Paul A. Yurachek: You are on the right track but missing one big fact. The markets move in spurts and waiting for the stocks to start rising is waiting too long. You want to invest when things are cheap. The long term benefit to remaining in C is that you will be there when the ship sets sail.
Washington, D.C.: Paul, as you know, many federal employees are eligible for retirement now but are holding off, in part because of the economy and the stock market and in part because we all love our jobs. Put yourself in our shoes: what factors do you look for to "time a retirement" so that all your financial stars align? Thanks for coming on Stephen's program!
Paul A. Yurachek: You need to know that you are ready. Then whatever you do in your afterlife is gravy. The job market is incredibly bad right now unless you have the right connections and security clearances. You should be thankful that you have such a secure job with such good benefits. I have several unemployed clients who would love to be in your shoes now.
Bethesda, Md.: You wrote: "My reasoning is quite simple. Historically, the S& P beats managed funds about 70 percent of he time. The S and I indices beat managed funds about 20-25 percent of the time. Thus, if you have a choice (emphasis here), I would use managed funds for my small cap and international funds."
My point is that the S fund is NOT a small cap fund as usually defined by Morningstar and others. Instead, it's the Wilshire 4500. So, how can you compare to small cap mutual funds when it's not the case? I think the S fund has the wrong name.
Paul A. Yurachek: I agree- it is a mid-cap or broad market index fund but I would still use a managed fund for those categories.
Silver Spring, Md.: I have a general question.

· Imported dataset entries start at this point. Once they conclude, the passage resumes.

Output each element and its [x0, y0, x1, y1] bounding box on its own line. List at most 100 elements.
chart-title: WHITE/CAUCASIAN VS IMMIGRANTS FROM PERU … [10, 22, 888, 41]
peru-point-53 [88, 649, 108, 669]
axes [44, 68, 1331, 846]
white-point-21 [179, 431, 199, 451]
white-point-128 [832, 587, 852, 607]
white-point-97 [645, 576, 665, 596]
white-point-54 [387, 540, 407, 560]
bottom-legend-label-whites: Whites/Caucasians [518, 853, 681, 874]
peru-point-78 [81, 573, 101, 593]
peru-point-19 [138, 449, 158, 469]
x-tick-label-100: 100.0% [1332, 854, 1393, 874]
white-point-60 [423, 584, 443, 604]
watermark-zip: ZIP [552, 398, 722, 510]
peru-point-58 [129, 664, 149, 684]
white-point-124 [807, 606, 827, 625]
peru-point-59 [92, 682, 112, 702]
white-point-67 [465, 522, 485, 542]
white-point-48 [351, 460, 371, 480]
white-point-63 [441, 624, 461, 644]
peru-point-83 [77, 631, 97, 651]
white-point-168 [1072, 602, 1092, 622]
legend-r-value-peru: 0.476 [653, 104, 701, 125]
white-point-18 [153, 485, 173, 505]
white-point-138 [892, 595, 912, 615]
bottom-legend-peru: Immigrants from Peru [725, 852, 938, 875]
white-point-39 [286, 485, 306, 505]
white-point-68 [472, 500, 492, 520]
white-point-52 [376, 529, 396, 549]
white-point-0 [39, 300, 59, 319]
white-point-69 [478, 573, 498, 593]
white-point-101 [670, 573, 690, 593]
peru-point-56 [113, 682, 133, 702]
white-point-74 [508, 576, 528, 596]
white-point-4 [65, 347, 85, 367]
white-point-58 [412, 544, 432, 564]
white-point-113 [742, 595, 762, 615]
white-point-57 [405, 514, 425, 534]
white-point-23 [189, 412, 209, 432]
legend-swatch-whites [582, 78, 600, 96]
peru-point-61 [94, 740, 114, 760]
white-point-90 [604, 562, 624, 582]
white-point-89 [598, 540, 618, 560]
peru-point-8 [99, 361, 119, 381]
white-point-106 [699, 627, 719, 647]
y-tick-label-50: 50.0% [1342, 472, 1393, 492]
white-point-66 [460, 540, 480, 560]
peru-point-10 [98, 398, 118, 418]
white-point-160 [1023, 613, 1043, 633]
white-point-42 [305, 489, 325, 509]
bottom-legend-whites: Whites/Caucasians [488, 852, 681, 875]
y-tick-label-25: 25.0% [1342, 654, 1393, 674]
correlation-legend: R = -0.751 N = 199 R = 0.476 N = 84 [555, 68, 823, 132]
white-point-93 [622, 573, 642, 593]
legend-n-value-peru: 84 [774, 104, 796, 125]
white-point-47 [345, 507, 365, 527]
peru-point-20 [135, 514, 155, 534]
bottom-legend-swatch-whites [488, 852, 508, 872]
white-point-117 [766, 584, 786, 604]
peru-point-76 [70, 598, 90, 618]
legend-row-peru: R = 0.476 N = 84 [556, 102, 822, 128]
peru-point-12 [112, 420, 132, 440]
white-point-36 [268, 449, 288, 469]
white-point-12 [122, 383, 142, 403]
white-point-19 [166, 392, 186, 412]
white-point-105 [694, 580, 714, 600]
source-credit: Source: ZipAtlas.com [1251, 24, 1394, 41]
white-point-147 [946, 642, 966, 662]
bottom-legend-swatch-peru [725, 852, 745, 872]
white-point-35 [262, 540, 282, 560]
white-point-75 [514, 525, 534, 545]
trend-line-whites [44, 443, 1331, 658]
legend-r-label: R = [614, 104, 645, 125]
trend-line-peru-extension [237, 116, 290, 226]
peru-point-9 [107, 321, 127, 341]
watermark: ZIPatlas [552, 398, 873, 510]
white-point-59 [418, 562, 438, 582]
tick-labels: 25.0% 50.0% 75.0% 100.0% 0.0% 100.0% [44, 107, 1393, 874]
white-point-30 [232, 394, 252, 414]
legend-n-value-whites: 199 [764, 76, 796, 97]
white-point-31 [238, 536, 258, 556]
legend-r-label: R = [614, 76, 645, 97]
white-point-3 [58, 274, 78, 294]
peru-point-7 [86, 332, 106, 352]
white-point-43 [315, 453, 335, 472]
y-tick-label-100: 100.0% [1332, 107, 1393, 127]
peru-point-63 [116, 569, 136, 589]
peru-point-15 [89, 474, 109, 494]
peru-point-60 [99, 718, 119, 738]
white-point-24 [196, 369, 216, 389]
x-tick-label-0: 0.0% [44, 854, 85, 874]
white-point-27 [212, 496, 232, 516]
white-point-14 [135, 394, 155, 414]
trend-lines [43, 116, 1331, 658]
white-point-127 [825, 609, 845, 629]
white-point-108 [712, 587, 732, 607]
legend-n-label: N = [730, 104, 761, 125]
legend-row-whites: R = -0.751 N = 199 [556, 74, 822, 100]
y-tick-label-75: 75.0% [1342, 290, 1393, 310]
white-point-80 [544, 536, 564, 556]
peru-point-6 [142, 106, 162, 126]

What is the best way (most yield) to invest $50,000 for 15-20 years? I am in my late thirties. Thanks in advance.
Paul A. Yurachek: Get a good advisor.
Steve tells me time is up. Thanks for all your questions- I hope you have learned something.
Stephen Barr: Paul, thanks so much for joining us today. A great session with lots of pointers for our TSP investors. My thanks to all of you who take time to read this transcript. We'll be back at noon next Wednesday.